Analyze single mzML file and print statistics. Used by asari subcommand analyze. This uses ext_Experiment and default HMDB data to estimate mass accuracy.

Parameters:
  • infile (str) – input mzML filepath.

  • mz_tolerance_ppm (float, optional, default: 5) – m/z tolerance in part-per-million. Used to seggregate m/z regsions here.

  • min_intensity (float, optional, default: 100) – minimal intentsity value to consider, also used to filter out 0s.

  • min_timepoints (int, optional, default: 5) – minimal consecutive scans to be considered real signal.

  • min_peak_height (float, optional, default: 1000) – a bin is not considered if the max intensity < min_peak_height.

  • parameters (dict, optional, default: {}) – not used, just place holder to use ext_Experiment class.

asari.analyze.estimate_min_peak_height(list_input_files, mz_tolerance_ppm=5, min_intensity=100, min_timepoints=5, min_peak_height=500, num_files_to_use=3)[source]

Compute estimated min peak height. This gets min peak height from the andmark tracks in each file, which is the min of the mass tracks with paired 13C/12C pattern (based on m/z diff only).

Parameters:
  • list_input_files (list[str]) – input mzML filepaths, but only using num_files_to_use.

  • mz_tolerance_ppm (float, optional, default: 5) – m/z tolerance in part-per-million. Used to seggregate m/z regsions here.

  • min_intensity (float, optional, default: 100) – minimal intentsity value to consider, also used to filter out 0s.

  • min_timepoints (int, optional, default: 5) – minimal consecutive scans to be considered real signal.

  • min_peak_height (float, optional, default: 500) – a bin is not considered if the max intensity < min_peak_height.

  • num_files_to_use (int, optional, default: 3) – Use randomly chosen num_files_to_use from list_input_files.

Return type:

int, an estimated parameter for min peak_height as half of the min verified landmark peaks.

asari.analyze.ext_estimate_min_peak_height(list_input_files, mz_tolerance_ppm=5, min_intensity=100, min_timepoints=5, min_peak_height=500, num_files_to_use=3)[source]

Extended estimate_min_peak_height for Xasari use.

Parameters:
  • list_input_files (list[str]) – input mzML filepaths, but only using num_files_to_use.

  • mz_tolerance_ppm (float, optional, default: 5) – m/z tolerance in part-per-million. Used to seggregate m/z regsions here.

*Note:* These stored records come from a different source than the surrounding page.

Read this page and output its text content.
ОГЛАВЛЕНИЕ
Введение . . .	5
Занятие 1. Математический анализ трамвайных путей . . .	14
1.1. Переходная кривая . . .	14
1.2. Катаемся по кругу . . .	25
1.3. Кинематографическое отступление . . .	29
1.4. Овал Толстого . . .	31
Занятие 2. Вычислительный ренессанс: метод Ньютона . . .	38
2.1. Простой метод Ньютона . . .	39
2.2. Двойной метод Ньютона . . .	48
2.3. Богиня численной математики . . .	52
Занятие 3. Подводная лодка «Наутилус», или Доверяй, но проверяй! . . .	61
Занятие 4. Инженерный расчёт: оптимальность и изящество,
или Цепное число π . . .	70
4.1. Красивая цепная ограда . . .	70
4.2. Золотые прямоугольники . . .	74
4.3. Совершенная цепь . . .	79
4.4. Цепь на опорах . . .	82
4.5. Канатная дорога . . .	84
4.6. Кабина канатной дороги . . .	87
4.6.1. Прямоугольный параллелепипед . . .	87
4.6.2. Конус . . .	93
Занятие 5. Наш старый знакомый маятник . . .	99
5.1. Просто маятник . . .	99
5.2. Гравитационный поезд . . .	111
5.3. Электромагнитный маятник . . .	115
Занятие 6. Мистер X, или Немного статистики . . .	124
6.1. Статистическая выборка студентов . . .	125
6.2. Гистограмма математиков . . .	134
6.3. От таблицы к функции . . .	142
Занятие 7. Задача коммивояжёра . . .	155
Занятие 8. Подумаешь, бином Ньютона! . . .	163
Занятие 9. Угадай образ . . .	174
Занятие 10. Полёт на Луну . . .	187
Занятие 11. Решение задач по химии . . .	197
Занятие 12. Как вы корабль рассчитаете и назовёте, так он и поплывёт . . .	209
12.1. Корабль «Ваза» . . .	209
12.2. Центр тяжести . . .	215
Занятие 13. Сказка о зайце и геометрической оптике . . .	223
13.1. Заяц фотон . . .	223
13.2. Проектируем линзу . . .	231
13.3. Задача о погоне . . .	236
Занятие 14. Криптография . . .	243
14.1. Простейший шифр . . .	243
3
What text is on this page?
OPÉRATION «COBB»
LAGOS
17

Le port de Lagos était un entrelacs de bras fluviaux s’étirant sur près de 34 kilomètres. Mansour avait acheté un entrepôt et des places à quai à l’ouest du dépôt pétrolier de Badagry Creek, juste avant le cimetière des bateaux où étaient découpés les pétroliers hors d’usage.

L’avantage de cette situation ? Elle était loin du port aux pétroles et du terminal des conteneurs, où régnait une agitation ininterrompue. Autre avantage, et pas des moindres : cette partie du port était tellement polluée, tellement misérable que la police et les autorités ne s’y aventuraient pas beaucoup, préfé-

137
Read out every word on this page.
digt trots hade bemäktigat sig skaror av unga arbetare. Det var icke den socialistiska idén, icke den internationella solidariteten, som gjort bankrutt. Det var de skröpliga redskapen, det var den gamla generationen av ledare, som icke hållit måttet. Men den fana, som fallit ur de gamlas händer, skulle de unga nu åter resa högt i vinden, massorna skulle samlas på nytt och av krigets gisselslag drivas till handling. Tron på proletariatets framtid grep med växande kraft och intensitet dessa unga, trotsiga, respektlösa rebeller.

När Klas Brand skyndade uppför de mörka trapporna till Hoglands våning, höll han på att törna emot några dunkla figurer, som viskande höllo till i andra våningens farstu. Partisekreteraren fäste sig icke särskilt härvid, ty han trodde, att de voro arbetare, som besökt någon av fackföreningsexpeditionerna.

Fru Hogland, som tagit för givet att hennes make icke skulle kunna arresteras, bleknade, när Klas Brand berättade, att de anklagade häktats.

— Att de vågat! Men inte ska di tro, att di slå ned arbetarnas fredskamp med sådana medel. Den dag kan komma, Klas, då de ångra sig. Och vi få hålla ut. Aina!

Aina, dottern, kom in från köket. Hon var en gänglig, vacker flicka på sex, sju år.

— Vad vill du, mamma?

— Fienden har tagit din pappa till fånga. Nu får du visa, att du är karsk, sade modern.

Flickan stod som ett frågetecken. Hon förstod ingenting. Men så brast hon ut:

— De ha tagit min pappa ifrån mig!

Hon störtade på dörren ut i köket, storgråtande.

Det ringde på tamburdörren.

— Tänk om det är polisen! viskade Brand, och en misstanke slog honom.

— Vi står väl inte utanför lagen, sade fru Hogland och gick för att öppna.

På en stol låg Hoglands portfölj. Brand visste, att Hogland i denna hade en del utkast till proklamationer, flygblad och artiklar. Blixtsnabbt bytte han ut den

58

  • min_intensity (float, optional, default: 100) – minimal intentsity value to consider, also used to filter out 0s.

  • min_timepoints (int, optional, default: 5) – minimal consecutive scans to be considered real signal.

  • min_peak_height (float, optional, default: 500) – a bin is not considered if the max intensity < min_peak_height.

  • num_files_to_use (int, optional, default: 3) – Use randomly chosen num_files_to_use from list_input_files.

Returns:

  • A dict of ion mode and recommended min_peak_height.

  • The latter is an estimated parameter for min peak_height as half of the min verified landmark peaks.

asari.analyze.get_file_masstrack_stats(infile, mz_tolerance_ppm=5, min_intensity=100, min_timepoints=5, min_peak_height=1000, return_sample=False)[source]

Extract mass tracks from a file and get statistics. The ionization_mode is assumed on one scan, thus not supporting polarity switch in a single file. Landmark tracks are the mass tracks with paired 13C/12C pattern (based on m/z diff only).

Parameters:
  • infile (str) – input mzML filepath.

  • mz_tolerance_ppm (float, optional, default: 5) – m/z tolerance in part-per-million. Used to seggregate m/z regsions here.

  • min_intensity (float, optional, default: 100) – minimal intentsity value to consider, also used to filter out 0s.

  • min_timepoints (int, optional, default: 5) – minimal consecutive scans to be considered real signal.

  • min_peak_height (float, optional, default : 1000) – a bin is not considered if the max intensity < min_peak_height.

  • return_sample (bool, optional, default: False) – if True, return full sample dictionary with mass tracks. Else, return _mz_landmarks_, ionization_mode, min_peak_height_.

Note

Example output:

Total number of MS1 spectra: 741
of which 0 are positive ionization mode.

Assuming ionization mode is neg.

Maxium retention time (sec): 299.818228
m/z range: (min 80.011578, median 358.010062, max 997.616794)

Found 14063 mass tracks.
Found 4054 12C/13C isotopic pairs as landmarks.
Max intensity in any landmark track:  687,714,048
Minimal height of landmark tracks:  2,334

Mass accuracy was estimated on 124 matched values as -1.8 ppm.

To-do: to add output info on instrumentation.